Recebi hoje pelo correio o livro do Maujor. Não me considero qualificado a ponto de resenhá-lo, mas ele me pareceu muito bom, por ter uma clareza e simplicidade atípicas. Acho admiráveis os indivíduos que, de posse de um conhecimento em profundidade, são capazes de exprimi-lo de uma forma que todos entendam. Para mim, esse é um pré-requisito fundamental aos grandes médicos, advogados ou professores.

críticoUma coisa que sempre me incomodou entre os autores de livros de temas técnicos (como programação) ou herméticos (como arte e design) é a arrogância intelectual de muitos de seus autores. Não entendo por que um livro de Sociologia, que deveria explicar as relações sociais, tenha que ser escrito com uma combinação improvável de palavras – algumas tão estranhas que até parecem ter saído de um gerador aleatório. Por que o texto do catálogo de uma exposição de arte contemporânea precisa ser incompreensível, quando o maior objetivo da arte é promover um diálogo com seu observador? Na mesma linha, por que fazem da Semiótica, da Gestalt e dos elementos de alfabetização visual algo tão ilegível? Duvido que doidões como Picasso ou Toulouse-Lautrec gostariam de ver seus trabalhos isolados do contato com as pessoas comuns, alvos de debates de egos entre indivíduos de camisa rosa e gravata borboleta.

Para mim, quanto mais complicado o indivíduo fala, menos ele aparenta saber. Ao se esconder por trás de uma pilha de jargão ele evita o debate e não se arrisca a explicar as coisas como são.

Confesso que não sou muito familiarizado com as entranhas de código CSS e (X)HTML. Como um típico diretor de criação que não precisa colocar a mão na massa, eu sempre me preocupei em entender o conceito que está por trás de cada nova tecnologia e pensar o que se pode fazer com ele. Até porque sempre haverá alguém que dominará a técnica melhor que eu. Por isso, conheço a idéia por trás de CSS desde o século passado (a prova é que falei dele, meio por cima, no livro DWD:2) e posso afirmar que o conceito de folhas de estilo, como o de microformatos, sempre fez muito sentido.

Para quem trabalha com design, essas idéias não são novas. Um projeto gráfico de qualidade tem regras bem definidas e é bastante modular. Sua elaboração pode ser complexa e demandar anos de experiência, mas a apresentação costuma ser simples, despojada, fácil de se entender. Como um acrobata do Cirque Du Soleil, sua tarefa é tão bem-feita que até parece fácil. Mas eu não recomendaria reproduzi-la em casa.

Em um bom projeto de design, seja qual for a mídia que o utilize, cada pequena parte deve ter elementos em comum com o todo, e ser facilmente identificável. Se em impressos essa regra é desejável, em comunicação digital ela é fundamental. O usuário deve sempre saber onde está, e para isso não basta um link de texto ou breadcrumb. A arquitetura de informação é importante, mas ela só responde por metade da história. O design propicia o contexto e ajuda a transmitir a mensagem profissional.
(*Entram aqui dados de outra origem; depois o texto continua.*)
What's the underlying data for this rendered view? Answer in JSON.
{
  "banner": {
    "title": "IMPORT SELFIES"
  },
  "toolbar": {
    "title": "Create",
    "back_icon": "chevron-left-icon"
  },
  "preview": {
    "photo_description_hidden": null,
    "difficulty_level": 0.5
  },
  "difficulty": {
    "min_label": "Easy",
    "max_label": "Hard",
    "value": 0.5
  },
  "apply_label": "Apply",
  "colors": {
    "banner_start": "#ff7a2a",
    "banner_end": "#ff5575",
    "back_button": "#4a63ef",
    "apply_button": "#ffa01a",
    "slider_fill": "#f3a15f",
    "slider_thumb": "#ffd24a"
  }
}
Mas ter regras bem definidas não significa ser “engessado”, escravo delas (o que torna o design monótono e desinteressante) nem quebrá-las à vontade, o tempo todo. Nada disso. Regras são referências, e só fazem sentido se tiverem um claro motivo. O bom design estabelece o menor número possível delas, suficiente para que a estrutura fique coerente e estável. As regras são simples, mas sólidas.

O mesmo se aplica à modularidade. Com a enorme quantidade de mashups disponível, há uma tendência entre os que se dedicam à construção de sites sem ter formação em comunicação visual de “entupir” suas páginas de funcionalidades. Esse tipo de design “árvore de natal” (ou “carro alegórico”, escolha o termo que achar mais adequado) costuma ter o efeito contrário do esperado. O excesso de conteúdo tende a atordoar o usuário comum, e passa mais a impressão de confusão de prioridades que a de capacidade técnica.

Pense naqueles tocadores de MP3 lotados de botões e menus e compare-os com um iPod. Veja como os aparelhos de som cheios de mostradores e chaves ficam ridículos frente a um Bang&Olufsen. Ou ainda compare um Porsche a um carro “tunado”, cheio de alavancas, ou um faixa-preta contra um marombado… pois é. O bom design pode até parecer simples e limitado, mas isso é porque é tão seguro de si que não precisa para ninguém que sabe. Já o outro…

Tunado

Em outras palavras, simplicidade é elegância. Ela representa um saber sem ostentar, raridade em um ambiente que todos parecem se esforçar para fazer o contrário. Elegância é um conceito tão hermético que é difícil de definir ou reproduzir. E, ao mesmo tempo, tão agradável que nunca sai de moda.